With the new opportunity have come a number of risks. From demands for interaction from users, controlling communication in a public forum and comments going “viral” to maximizing value of the platforms while adhering to industry regulations, corporate communicators are being asked to manage many issues that can impact reputation. But the company communication is really just the tip of the iceberg. Social media platforms were built for personal interaction, and this is where the real risk exists.
Every employee within your organization is likely to be active on at least one social media platform. From one perspective, these are personal activities where an employer does not have any real right to dictate behavior. From another, social media activity is covered by standard “code of conduct” stipulations as employees’ actions can and do reflect on their employer. The latest high-profile example of this intersection of the personal and professional was ESPN’s firing of Curt Schilling for a Facebook post he made regarding the debate over transgender peoples’ legal access to restrooms. This was on Schilling’s personal Facebook page, but his employer could not ignore the reputational impact it had on the company.
There is no easy answer on how to address this issue.

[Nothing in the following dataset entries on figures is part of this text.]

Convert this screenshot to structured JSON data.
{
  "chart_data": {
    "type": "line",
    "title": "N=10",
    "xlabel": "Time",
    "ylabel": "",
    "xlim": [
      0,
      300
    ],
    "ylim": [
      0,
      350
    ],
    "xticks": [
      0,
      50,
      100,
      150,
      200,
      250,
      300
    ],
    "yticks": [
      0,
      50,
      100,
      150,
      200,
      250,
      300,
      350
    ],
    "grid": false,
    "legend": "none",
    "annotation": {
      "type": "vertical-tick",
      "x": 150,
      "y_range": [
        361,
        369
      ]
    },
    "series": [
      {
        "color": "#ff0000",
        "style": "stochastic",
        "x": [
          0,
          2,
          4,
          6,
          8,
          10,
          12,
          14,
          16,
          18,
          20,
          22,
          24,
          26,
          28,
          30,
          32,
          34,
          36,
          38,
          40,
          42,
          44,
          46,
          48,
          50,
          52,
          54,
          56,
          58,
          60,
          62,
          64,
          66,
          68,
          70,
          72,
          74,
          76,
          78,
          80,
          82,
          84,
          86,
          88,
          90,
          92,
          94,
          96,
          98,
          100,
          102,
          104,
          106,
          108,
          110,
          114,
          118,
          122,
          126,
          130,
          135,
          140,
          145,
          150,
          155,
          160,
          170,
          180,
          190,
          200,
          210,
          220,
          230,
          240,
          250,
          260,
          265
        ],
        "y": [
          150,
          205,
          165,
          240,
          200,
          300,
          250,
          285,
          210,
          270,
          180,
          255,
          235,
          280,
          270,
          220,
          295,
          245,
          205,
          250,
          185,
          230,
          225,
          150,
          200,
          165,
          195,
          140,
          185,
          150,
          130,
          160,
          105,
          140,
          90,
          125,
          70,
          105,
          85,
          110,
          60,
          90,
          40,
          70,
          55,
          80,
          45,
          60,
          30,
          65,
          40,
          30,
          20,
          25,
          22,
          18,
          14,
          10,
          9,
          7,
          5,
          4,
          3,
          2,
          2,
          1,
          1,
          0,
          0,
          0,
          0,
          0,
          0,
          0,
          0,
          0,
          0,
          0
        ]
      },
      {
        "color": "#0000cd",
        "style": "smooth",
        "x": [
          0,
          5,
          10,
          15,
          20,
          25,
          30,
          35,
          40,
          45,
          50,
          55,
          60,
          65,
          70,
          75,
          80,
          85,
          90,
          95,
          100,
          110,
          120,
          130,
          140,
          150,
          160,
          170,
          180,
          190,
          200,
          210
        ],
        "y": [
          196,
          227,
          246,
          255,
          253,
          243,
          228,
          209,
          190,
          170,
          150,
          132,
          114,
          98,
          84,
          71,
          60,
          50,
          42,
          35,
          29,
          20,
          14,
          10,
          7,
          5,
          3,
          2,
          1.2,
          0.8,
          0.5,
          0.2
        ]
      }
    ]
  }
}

Companies need to protect their reputations, but at the same time, they don’t want to create draconian rules that will make the company less attractive to talented people. The right answer will be customized to each company’s culture, people and industry. The only wrong answer is to not address it at all, making any eventual punitive action appear arbitrary.
You may not need or be able to immediately build a comprehensive employee social media policy, but you must start discussing the risks now and begin putting some guidelines into place. This effort must cross HR, legal, and communications teams at minimum to arrive at a policy that balances the personal freedoms of employees with the professional reputation of your business.